ABSTRACT
Introduction: Liver injury induced by drugs is a serious clinical problem. Many circulating biomarkers for identifying and predicting drug-induced liver injury (DILI) have been proposed.
Areas covered: Biomarkers are mainly predicated on the mechanistic understanding of the underlying DILI, often in the context of acetaminophen overdose. New panels of biomarkers have emerged that are related to recovery/regeneration rather than injury following DILI. We explore the clinical relevance and limitations of these new biomarkers including recent controversies. Extracellular vesicles have also emerged as a promising vector of biomarkers, although the biological role for EVs may limit their clinical usefulness. New technological approaches for biomarker discovery are also explored.
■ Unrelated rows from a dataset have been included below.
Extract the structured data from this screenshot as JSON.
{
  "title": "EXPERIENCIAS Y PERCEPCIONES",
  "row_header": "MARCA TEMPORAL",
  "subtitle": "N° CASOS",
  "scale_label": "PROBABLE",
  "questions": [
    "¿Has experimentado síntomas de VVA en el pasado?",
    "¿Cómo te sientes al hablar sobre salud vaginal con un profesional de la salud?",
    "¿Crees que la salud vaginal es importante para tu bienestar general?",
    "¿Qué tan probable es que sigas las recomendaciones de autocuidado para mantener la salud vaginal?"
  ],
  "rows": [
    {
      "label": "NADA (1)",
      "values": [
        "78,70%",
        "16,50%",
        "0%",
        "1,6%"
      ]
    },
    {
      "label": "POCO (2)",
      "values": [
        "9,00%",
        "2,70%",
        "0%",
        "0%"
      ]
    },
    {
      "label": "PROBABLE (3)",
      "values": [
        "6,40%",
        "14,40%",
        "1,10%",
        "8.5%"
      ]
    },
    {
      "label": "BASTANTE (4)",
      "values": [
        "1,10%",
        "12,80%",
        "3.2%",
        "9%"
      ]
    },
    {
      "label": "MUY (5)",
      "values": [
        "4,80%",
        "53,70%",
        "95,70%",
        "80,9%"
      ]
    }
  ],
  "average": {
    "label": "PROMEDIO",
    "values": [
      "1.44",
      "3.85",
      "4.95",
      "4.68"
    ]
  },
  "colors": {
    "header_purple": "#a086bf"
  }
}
Expert opinion: Recent clinical studies have validated the efficacy of some of these new biomarkers, cytokeratin-18, macrophage colony-stimulating factor receptor, and osteopontin for DILI prognosis. Low prevalence of DILI is an inherent limitation to DILI biomarker development. Furthering mechanistic understanding of DILI and leveraging technological advances (e.g. machine learning/omics) is necessary to improve upon the newest generation of biomarkers. The integration of omics approaches with machine learning has led to novel insights in cancer research and DILI research is poised to leverage these technologies for biomarker discovery and development.
Article highlights
Mechanistic insights into DILI, especially acetaminophen-induced liver injury, has helped identify novel biomarkers that can be broadly classified as relating to the injury phase or to the recovery phase.
The recent retraction in the letter of support by EMA from further development of acHMGB1/HMGB1, K18, MCSFR, and osteopontin as biomarkers was due to falsified data regarding acHMGB1. However, the other biomarkers have been validated by other groups.
K18, MCSFR, and osteopontin have emerged as novel biomarkers for DILI prognosis. GLDH and miR-122 are both liver-specific, but the high variability in miR-122 and difficulty in measuring it in a clinical setting has somewhat dampened excitement for miR-122.
A common acetaminophen metabolite, APAP-CYS, is effective at identifying APAP overdose patients due to a longer half-life than APAP. An immunoassay that is feasible in a clinical setting has been developed and tested.
Extracellular vesicle (EV)-associated biomarkers may have enhanced stability in the blood compared to their ‘free’ counterparts; however, evidence suggests that EVs are released in DILI to facilitate a biological effect and the kinetics of endogenous EVs remains unexplored.
The declining costs in gene sequencing and other omics approaches correspond with the exponential increase in machine-learning (ML) approaches that can be used in an untargeted fashion to identify novel biological signatures. ML, as a tool, is becoming much more accessible which will foster interest in leveraging ML for DILI biomarker discovery/development.
Declaration of interest
H. Jaeschke is supported by NIH R01 grant DK102142 and grants from the National Institute of General Medical Sciences (P20 GM103549 and P30 GM118247) of the National Institutes of Health. The authors have no other relevant affiliations or financial involvement with any organization or entity with a financial interest in or financial conflict with the subject matter or materials discussed in the manuscript apart from those disclosed.
Reviewer disclosures
Peer reviewers on this manuscript have no relevant financial or other relationships to disclose.